"Then, I'll be hanged if I can. What is it?"
"I'll let them tell you that themselves. I'm too tired to say anything more to-night."
She kept close to the office where the clerk was shutting books and locking drawers preparatory to closing.
"You must let me come and thank you—" he began.
"You must thank Miss Marion Grimston," she interrupted, "for any real service. All I've done for you, as you see, has been to bring you on an unnecessary journey."
"For me it has been a journey—into truth."
"I'll say good-night now. I shall not see you in the morning. You'll not forget to be very gentle with Dorothea, will you—and with him? Good-night again—good-night."

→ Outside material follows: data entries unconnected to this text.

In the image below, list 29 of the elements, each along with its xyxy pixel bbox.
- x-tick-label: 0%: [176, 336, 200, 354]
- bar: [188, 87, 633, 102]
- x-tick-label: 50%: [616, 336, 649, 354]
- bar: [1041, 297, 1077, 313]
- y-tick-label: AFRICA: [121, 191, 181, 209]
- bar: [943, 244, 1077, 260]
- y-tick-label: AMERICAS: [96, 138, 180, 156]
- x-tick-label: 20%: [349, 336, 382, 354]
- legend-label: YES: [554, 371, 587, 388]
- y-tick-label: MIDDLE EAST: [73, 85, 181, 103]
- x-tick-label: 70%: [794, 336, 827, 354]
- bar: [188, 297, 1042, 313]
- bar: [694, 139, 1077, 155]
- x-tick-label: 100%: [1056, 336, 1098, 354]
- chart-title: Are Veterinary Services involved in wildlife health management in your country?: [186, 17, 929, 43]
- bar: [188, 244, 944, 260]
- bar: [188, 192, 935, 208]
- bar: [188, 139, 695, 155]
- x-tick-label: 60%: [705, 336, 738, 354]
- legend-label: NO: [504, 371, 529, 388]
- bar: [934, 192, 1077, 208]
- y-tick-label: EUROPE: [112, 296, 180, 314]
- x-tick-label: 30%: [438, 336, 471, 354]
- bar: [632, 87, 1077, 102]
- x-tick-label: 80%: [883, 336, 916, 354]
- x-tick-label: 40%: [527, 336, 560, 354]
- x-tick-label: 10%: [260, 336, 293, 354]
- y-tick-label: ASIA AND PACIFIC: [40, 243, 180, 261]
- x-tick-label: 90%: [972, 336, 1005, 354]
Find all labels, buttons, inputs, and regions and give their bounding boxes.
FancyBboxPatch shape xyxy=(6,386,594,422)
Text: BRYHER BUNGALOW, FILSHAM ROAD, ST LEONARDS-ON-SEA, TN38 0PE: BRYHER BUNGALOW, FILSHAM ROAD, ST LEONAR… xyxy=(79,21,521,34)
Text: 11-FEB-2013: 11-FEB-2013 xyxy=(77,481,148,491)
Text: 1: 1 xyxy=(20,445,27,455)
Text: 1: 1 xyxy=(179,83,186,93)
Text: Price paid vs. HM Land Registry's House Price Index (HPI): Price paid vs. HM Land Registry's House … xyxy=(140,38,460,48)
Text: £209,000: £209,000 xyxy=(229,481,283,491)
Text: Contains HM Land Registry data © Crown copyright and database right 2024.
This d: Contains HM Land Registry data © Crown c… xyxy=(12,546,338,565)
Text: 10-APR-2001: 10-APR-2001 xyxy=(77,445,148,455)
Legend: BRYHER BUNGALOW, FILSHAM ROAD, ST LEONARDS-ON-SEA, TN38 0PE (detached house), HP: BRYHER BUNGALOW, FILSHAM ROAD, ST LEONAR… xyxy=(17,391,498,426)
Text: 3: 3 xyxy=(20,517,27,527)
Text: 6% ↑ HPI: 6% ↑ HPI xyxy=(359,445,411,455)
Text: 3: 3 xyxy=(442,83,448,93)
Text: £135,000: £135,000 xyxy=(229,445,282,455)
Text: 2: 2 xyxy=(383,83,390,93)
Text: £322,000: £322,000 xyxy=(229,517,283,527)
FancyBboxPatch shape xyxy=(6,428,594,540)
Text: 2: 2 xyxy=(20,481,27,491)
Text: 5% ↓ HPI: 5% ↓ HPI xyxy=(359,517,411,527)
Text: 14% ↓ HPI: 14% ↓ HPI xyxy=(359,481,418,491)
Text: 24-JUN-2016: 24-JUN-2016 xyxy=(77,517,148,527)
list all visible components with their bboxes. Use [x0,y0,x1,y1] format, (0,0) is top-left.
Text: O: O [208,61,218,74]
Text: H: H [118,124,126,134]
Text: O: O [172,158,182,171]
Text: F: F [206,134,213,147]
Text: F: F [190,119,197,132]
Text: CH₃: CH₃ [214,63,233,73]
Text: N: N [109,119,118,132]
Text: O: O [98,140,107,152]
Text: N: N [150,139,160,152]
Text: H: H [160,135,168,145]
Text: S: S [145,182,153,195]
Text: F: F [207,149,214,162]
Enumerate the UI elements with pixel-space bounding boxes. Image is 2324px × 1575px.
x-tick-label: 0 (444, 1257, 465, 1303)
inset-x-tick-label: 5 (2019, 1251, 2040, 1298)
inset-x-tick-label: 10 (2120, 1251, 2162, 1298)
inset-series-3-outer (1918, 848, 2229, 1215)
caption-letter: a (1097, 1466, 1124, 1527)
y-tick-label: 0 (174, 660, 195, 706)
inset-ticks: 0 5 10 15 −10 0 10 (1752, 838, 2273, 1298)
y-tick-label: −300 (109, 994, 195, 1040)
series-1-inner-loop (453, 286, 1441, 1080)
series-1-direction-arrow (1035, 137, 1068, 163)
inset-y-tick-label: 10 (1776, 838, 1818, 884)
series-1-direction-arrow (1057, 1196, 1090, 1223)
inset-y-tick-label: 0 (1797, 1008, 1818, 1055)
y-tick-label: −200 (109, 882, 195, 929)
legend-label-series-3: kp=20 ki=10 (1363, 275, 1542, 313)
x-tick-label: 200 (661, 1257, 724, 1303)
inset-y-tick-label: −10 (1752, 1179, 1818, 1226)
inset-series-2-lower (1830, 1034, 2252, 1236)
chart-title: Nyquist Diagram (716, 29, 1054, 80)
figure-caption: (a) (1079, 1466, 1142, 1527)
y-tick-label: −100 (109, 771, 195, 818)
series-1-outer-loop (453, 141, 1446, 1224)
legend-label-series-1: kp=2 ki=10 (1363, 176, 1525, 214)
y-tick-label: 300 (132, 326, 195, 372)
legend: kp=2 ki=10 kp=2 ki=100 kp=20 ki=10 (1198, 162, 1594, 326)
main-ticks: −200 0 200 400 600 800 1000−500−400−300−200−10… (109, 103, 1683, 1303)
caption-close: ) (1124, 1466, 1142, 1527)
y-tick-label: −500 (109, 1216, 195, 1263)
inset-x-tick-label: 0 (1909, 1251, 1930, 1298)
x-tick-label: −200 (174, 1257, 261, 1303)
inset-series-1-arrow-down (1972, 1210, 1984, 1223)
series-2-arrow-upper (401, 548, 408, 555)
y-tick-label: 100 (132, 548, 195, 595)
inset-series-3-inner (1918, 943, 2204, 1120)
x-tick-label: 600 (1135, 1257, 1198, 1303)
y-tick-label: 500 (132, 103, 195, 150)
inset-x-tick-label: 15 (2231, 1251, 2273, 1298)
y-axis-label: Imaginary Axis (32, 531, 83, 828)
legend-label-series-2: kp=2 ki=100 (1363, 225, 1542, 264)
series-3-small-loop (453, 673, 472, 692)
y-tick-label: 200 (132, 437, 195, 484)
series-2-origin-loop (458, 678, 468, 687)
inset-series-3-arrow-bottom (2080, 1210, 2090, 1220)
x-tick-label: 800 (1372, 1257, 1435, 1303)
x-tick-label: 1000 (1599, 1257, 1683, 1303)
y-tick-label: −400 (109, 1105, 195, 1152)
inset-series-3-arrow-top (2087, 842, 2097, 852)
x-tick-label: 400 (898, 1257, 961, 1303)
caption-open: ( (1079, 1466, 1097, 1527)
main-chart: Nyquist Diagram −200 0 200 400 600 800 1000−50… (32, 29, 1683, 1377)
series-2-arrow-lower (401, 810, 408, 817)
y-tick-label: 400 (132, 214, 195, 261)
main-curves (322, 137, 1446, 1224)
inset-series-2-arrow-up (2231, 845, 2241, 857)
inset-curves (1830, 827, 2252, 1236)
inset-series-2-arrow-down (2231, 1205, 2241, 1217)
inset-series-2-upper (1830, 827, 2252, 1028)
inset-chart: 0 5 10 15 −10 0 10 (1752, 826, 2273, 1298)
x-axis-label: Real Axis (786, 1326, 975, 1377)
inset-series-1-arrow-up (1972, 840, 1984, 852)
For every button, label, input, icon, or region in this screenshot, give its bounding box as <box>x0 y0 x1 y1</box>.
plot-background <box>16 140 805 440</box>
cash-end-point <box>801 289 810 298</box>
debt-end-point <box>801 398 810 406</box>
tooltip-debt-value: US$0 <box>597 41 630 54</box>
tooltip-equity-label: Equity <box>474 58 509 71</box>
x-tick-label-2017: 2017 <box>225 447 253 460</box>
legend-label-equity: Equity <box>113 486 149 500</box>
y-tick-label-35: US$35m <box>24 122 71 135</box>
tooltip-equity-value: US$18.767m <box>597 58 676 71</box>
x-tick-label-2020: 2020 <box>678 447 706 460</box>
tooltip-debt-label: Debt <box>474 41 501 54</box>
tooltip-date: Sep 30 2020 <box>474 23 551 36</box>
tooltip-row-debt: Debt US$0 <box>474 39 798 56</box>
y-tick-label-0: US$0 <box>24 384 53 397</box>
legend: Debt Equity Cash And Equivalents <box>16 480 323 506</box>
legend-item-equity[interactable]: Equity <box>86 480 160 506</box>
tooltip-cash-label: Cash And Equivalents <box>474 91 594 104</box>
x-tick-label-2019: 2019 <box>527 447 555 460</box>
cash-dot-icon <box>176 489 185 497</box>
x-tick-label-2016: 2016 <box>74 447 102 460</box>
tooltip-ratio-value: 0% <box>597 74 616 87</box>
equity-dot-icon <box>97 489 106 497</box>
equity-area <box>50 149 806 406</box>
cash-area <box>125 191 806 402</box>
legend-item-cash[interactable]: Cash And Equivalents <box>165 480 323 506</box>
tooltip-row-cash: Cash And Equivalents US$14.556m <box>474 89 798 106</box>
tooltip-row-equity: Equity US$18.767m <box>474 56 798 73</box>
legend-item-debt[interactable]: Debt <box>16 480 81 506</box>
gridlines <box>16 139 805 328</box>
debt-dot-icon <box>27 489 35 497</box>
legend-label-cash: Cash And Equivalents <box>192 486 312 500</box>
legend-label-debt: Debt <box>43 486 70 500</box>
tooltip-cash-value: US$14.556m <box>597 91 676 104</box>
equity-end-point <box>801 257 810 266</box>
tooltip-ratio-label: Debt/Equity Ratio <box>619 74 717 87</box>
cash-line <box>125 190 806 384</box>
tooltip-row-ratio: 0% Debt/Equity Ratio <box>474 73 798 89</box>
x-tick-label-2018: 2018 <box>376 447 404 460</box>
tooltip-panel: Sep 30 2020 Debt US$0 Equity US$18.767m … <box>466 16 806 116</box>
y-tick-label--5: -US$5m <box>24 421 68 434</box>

Smiling into his eyes, she ignored the hand he held out to her and slipped away into the semi-darkness as the impatient clerk began turning out the lights.
XXII
Derek Pruyn was guilty of an injustice to the Marquis de Bienville in supposing he would make the incident at Lakefield a topic of conversation among his friends. His sense of honor alone would have kept him from betraying what might be looked upon as an involuntary confidence, even if it had not better suited his purposes to intrust the matter, in the form of an amusing anecdote, told under the seal of secrecy, to Mrs. Bayford. In her hands it was like invested capital, adding to itself, while he did nothing at all. Months of insinuation on his part would have failed to achieve the result that she brought about in a few days' time, with no more effort than a rose makes in shedding perfume.